Grand Indonesia Shopping Town. The West Mall holds Kinokuniya on lower ground. Entry is from the street at the first corner: UOB tower right, Mad for Garlic, Coffee Bean next door (Sing’pore chain) and straight along the concourse to Arjuna Lobby, where the day before the rising political star was sighted. Along Jalan KS Tubun lots of street-stall holders had pasted his picture.
Jokowi! Thumbs up.
The young widower Irwin at reception at Hotel Kalisma confirmed the same: a good man, works hard.
Then Governor of the capital; since President.
Without need of the Jak Post there would be no need for the mall. Coffee can be dispensed with; newspaper was harder, especially for a foreigner in need of pointers.
The only other café in the quarter was on Jalan Slipi, not far up from Abraham’s Cyber, modelled closely on the American chains. The heat was the other factor. One could buy at Kinokuniya and take the sheets around to one of the warungs roadside. But the heat.
Lots of stall-holders read their newspapers undisturbed. Much harder for the new-comer.
Starbucks was one level up from the bookshop. You needed to pass it on the way out. Sometimes pretty smiling girls all in a row at the tables. Checkmate in not so many moves.
Irwan at Kalisma did say an alternative purchase point for the Jak Post was any “drugstore” attached to one of the five star hotels. (Kalisma was two star.)
On the back street coming along that morning a woman walking in the gutter against the traffic held up two fingers at the approaching cars. On the footpath half-concealed her little boy skipped carefree
— Mister. Mister, his mother prompted.
Too late. The quarry had passed.
Children of course were more effective beggars.
The elderly, the aged and senescent could stab even more deeply. The night before after the Cyber a chap was met wheeling what could only have been his mother, a deaf-mute it seemed. When the woman opened her mouth a voiceless plea was signed by pink tongue and palate. The shape produced was wrong somehow. This woman only used her mouth for feeding. That was how it appeared in the dark gutter of Jalan Slipi. Mid-late fifties, but prematurely aged, commonly noticeable on the streets of Tanah Abang.
The lad half her age. With his hands on the arms of the narrow wooden cart the palm could not be presented. It was not needed on this occasion. Mister had stopped of his own accord.

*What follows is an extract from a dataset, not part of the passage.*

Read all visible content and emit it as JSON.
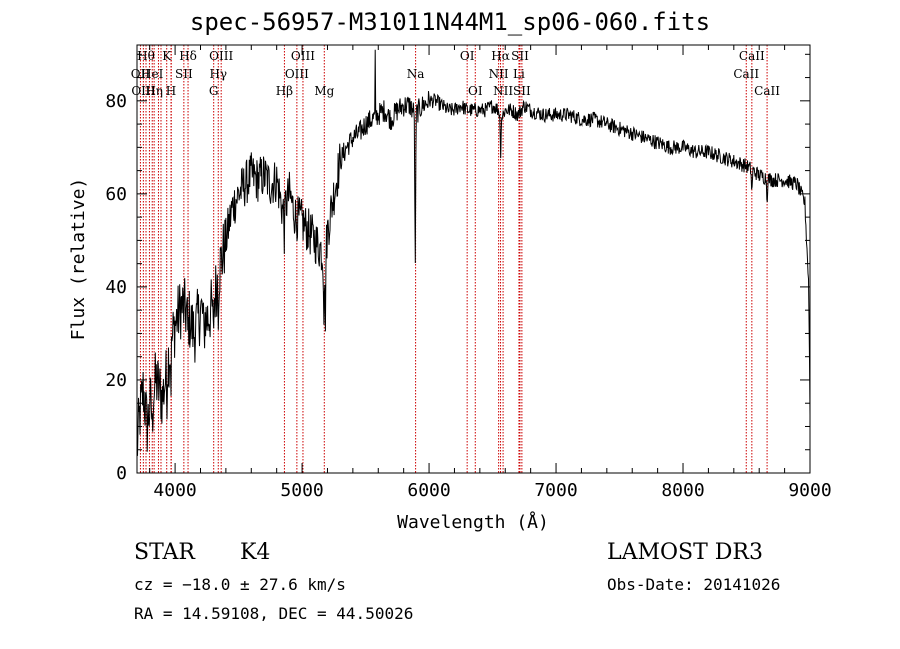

It was the cart itself more than anything. Elderly blind men and women were commonly led along for begging; deformed and misshapen elderly sometimes. This style of cartage had not been seen previously.
The woman would not get a coffin when her time came; or if it happened by some fluke it would not be more commodious than this cart. The sides meant she needed to tuck her elbows and joining her hands together resulted. Legs may have over-hung at the end.
At the upper end below her son her head rested on the slats. The barrow took a thirty degree angle at the handle end; impossible to guess its original purpose. It suited this pair well enough.
Mother was not good on her pins; luckily she had her dutiful son.
All the girls and lads in Tanah Abang appeared dutiful. As well as the communitarianism and brotherhood in Tanah Abang—Land of Brothers—filial and other relationships showed firm. How could hardship be endured otherwise?
The mother extended her hand. A fiver for her. More than enough for a street-stall dinner for that night at least. In that of course the lad’s hands now off the handles. If she was deserving, the lad was equally so for active pity.
A two. Understandably received less graciously.
Conversion found a measly sixty cents. Alms of that level had been returned in Singapore, and certainly Melbourne. Partly it was a matter of still struggling with the outsized figures. Two or three noughts could always be comfortably deleted in the third world.
Starbucks three days running. No special vouchers offered as yet. The lass at Kinokuniya suggested the day’s JakPost ought to be in at lunchtime. Few tables across young early twenties Indon lad taking a shot of his and his gal’s donuts. The market penetration was phenomenal.